Has there been a cooler Dane than Elias Rønnenfelt? His band Iceage originally debuted as a group of brooding teens making ragged hardcore in 2011 before essentially morphing into Nick Cave and The Bad Seeds, Jr. about a decade ago. Since that shift, Rønnenfelt has delighted in embracing the lost art of the rockstar persona. Debauchery and excess are now his muses; his songs frequently recount a lust for drugs and lust as a drug, sometimes at the same time. “After all I think it's evident/That I am God's favorite one,” he once sang with convincing confidence. While vulnerability occasionally still rears its head in his music, he amplifies that pain and heartbreak to such a degree that those songs could double as Rimbaud poems.

So who is Rønnenfelt outside of the band and bandmates he’s played with for 16 years, since he was 16 years old? Heavy Glory, his first solo album, provides one answer: It’s a portrait of a world-weary man simply trying to navigate a less-than-kind landscape and fresh love. It’s all there in the opening song “Like Lovers Do”: twangy acoustic guitar and a shuffling drum beat, Rønnenfelt describing the kind of depraved character that’s a classic in his songwriting, under the guise of a beer hall singalong that conceals something darker in its jaunty rhythm. Yet the real shock comes at the end, as he asks the song’s subject to step away from all that and to “spin me around/like lovers do.” His directness and sincerity is unexpected: no hedonism in his desire, just tenderness. “Anybody not close to you/Is no friend of mine/I just wanna be close to you,” he sings later on “Close.” A blunt, almost pleading honesty has crept into his songwriting. Is it a strange fit? It’s unexpected for sure. But it’s a posture he fully leans into, allowing for a romanticism that opens up new depths in both his lyrics and songcraft.

Country and Americana are the throughlines for the album (though without ever invoking a specific era or time); The Flying Burrito Brothers are now just as much a reference point for his sound as The Gun Club. The stylistic inspiration is fitting for an album largely conceived on the road in 2022, as Rønnenfelt played venues across Europe, often writing songs one night and debuting them the next day. This solo project is an opportunity for Rønnenfelt to branch out from the ferocity of his main outfit: If Seek Shelter was Iceage at their most glorious and monumental, Heavy Glory is the counterbalance, an attempt to find beauty in the small and insular. “Soldier Song” is idol worship, an early Leonard Cohen pastiche, down to the finger-picked guitars and mournful cello. “River of Madeleine,” the sparsest track on the album, balances hitting a rock bottom against the quiet pride of managing to survive just a little longer. What might have been a grand tragedy with his other band, here—with its circular, twinkling piano riff—becomes maybe the prettiest thing Rønnenfelt has ever made.
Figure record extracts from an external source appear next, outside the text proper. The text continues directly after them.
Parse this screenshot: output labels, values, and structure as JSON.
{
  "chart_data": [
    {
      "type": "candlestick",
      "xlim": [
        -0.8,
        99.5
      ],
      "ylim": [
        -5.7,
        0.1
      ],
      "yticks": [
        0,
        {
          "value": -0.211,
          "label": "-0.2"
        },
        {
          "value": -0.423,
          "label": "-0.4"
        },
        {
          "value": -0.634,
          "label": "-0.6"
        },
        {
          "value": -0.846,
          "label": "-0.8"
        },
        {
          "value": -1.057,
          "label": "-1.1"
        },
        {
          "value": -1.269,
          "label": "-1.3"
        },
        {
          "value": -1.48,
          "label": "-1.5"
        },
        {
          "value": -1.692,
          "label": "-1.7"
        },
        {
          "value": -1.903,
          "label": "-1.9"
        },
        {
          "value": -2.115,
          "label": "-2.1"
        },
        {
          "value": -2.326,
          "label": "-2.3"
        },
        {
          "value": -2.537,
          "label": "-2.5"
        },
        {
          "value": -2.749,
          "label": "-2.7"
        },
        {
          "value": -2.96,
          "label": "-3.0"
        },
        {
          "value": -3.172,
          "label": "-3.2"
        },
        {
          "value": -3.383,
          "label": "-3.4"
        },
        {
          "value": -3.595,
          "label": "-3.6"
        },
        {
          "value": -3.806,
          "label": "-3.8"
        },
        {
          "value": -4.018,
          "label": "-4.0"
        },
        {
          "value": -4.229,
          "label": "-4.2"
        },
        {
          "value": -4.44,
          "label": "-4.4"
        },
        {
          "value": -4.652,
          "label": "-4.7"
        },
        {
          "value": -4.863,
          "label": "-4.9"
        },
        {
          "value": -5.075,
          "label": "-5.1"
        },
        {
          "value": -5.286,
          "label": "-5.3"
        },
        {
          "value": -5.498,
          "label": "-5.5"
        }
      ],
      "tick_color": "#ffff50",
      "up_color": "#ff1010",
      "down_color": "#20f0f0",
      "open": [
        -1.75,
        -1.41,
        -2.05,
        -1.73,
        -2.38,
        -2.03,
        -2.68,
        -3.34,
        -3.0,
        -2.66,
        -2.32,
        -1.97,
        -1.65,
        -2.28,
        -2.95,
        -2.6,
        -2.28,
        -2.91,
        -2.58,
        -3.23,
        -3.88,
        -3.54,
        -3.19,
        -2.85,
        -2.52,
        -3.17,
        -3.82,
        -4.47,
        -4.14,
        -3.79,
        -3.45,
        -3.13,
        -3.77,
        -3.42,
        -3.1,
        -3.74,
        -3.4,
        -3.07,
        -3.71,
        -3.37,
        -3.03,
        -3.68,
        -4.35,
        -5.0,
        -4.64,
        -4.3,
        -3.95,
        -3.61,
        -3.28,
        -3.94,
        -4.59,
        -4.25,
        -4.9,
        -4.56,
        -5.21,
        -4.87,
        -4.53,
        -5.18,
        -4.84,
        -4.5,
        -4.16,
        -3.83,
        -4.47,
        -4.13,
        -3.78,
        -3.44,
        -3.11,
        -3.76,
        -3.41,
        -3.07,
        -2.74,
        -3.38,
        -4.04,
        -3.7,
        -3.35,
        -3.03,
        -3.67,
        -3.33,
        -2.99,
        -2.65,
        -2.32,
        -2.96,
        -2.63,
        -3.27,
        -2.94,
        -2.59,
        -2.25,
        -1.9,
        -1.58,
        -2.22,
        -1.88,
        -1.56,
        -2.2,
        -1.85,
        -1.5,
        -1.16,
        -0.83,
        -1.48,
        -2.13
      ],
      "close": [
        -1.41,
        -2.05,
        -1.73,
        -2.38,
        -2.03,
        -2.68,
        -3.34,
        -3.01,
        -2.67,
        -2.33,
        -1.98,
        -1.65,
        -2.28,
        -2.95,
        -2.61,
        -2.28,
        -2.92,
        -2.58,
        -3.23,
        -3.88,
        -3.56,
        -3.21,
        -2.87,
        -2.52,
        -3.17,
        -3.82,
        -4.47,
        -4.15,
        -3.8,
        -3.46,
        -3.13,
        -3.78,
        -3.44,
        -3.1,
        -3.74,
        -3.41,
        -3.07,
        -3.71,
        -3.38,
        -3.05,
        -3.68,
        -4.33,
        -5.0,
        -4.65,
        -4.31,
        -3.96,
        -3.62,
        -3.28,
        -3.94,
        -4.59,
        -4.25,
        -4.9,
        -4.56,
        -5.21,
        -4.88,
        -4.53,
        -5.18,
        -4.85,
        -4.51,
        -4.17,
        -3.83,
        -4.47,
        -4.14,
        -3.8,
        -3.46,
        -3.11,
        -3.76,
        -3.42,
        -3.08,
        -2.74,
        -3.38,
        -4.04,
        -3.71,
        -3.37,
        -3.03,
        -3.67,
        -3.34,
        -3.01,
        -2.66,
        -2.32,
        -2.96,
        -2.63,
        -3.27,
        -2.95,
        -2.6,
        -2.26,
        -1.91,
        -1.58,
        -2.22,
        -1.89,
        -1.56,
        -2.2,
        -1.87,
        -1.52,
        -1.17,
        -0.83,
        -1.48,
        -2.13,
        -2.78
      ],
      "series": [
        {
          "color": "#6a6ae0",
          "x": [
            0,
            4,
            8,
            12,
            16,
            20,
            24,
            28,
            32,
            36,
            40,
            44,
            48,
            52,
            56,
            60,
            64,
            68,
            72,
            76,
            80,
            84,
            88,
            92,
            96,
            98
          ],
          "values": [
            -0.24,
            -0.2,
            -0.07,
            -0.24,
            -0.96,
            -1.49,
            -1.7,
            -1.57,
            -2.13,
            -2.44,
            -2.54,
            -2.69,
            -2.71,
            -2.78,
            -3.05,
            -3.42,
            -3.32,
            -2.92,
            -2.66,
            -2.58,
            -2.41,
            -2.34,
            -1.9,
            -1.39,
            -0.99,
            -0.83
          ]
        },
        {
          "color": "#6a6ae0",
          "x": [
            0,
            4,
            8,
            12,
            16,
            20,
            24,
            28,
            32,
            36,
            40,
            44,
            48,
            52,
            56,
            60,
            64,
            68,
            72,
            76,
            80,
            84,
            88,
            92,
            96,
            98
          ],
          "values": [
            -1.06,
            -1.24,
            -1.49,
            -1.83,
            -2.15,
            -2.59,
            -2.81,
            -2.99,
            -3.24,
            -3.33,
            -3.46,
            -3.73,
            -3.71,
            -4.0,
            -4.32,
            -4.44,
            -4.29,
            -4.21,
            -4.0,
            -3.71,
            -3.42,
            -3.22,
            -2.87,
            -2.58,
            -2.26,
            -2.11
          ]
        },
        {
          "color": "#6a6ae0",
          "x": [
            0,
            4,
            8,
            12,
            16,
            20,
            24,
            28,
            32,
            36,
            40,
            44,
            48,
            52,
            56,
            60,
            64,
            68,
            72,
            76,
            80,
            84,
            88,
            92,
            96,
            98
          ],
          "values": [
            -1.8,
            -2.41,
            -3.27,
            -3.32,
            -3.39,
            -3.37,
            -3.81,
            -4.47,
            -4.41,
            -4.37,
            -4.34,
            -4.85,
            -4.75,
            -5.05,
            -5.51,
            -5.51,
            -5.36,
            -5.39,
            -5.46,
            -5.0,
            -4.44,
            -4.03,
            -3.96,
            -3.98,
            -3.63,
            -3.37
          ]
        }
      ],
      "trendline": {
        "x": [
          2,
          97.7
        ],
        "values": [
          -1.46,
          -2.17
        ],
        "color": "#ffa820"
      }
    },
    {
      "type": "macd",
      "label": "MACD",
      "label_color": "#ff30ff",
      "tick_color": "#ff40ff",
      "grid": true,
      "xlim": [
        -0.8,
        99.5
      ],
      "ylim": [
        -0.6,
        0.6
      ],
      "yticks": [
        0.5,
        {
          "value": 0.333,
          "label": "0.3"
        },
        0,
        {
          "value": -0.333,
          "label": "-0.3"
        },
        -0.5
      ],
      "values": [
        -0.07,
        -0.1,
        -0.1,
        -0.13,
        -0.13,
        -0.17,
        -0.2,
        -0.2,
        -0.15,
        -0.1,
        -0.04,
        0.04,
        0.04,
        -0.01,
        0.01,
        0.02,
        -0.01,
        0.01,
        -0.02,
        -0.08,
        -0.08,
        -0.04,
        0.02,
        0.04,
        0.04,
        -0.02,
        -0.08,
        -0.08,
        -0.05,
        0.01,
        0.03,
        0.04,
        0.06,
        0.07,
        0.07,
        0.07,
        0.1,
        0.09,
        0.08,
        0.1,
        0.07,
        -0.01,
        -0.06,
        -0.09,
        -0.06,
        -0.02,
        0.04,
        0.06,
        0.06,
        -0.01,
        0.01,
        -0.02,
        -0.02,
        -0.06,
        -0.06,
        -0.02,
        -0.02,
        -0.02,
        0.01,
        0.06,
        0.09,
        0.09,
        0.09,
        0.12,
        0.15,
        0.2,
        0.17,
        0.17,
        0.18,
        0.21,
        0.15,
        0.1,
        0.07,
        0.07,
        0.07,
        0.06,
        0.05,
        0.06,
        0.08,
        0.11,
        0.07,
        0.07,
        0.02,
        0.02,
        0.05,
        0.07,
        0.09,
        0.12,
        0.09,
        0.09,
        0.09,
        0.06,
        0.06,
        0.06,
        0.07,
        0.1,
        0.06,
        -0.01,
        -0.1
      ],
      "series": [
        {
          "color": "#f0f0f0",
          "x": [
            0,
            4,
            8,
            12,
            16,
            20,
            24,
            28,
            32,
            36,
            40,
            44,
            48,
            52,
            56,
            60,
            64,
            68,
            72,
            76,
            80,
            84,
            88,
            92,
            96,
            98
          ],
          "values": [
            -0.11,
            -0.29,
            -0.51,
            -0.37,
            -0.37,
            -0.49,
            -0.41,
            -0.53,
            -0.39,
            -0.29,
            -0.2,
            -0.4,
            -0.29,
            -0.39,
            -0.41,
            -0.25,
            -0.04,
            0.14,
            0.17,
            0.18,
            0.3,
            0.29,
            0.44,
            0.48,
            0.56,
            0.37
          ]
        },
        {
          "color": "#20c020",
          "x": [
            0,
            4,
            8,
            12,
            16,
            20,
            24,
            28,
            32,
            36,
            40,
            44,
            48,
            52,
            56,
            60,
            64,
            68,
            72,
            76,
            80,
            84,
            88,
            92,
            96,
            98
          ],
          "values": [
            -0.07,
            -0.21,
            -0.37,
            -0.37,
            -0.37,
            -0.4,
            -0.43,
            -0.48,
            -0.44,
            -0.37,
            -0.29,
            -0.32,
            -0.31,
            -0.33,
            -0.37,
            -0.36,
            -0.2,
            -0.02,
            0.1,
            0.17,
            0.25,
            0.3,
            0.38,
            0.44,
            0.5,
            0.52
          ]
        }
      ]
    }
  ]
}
Does this new sincerity ever fail? Occasionally. All the discordant strings and reverbed drums can’t disguise the schmaltzy piano ballad at the heart of “Stalker.” “Worm Grew a Spine,” built atop a stuttering, rickety drum machine beat, sounds like Rønnenfelt discovering and playing with every studio effect he can find, which constantly halts the song’s momentum. Overall, Rønnenfelt seems to focus more on discovery than on crafting a cohesive whole. But Heavy Glory’s most assured tracks—like “Doomsday Childsplay,” with its mournful, Western stomp, or the Lou Reed-influenced “No One Else” (complete with talk-sung vocals and a bassline nicked wholesale from “Walk on the Wild Side”)—show Rønnenfelt’s experimenting and broadened emotional palette paying off considerably.

The album ends with two covers: Spacemen 3’s “Sound of Confusion” and Townes Van Zandt’s “No Place to Fall.” The latter feels especially like a clear guiding star for the album, down to some lyrics that Rønnenfelt has repurposed elsewhere on the record. He comes close to recapturing Van Zandt’s tired melancholy (the Lee Hazelwood-esque strings certainly help), ending the album with lyrics that nearly mirror where the album started: “Could I count on you/To lay me down?” Even as the songs on Heavy Glory embrace earnestness, they don't necessarily describe how it feels to land in a place of lasting comfort. Yet the album seems to be  at peace with exploring the long journey towards it—exposing what happens when the mask of rockstar excess slips and something kinder emerges beneath it, at least for a little while.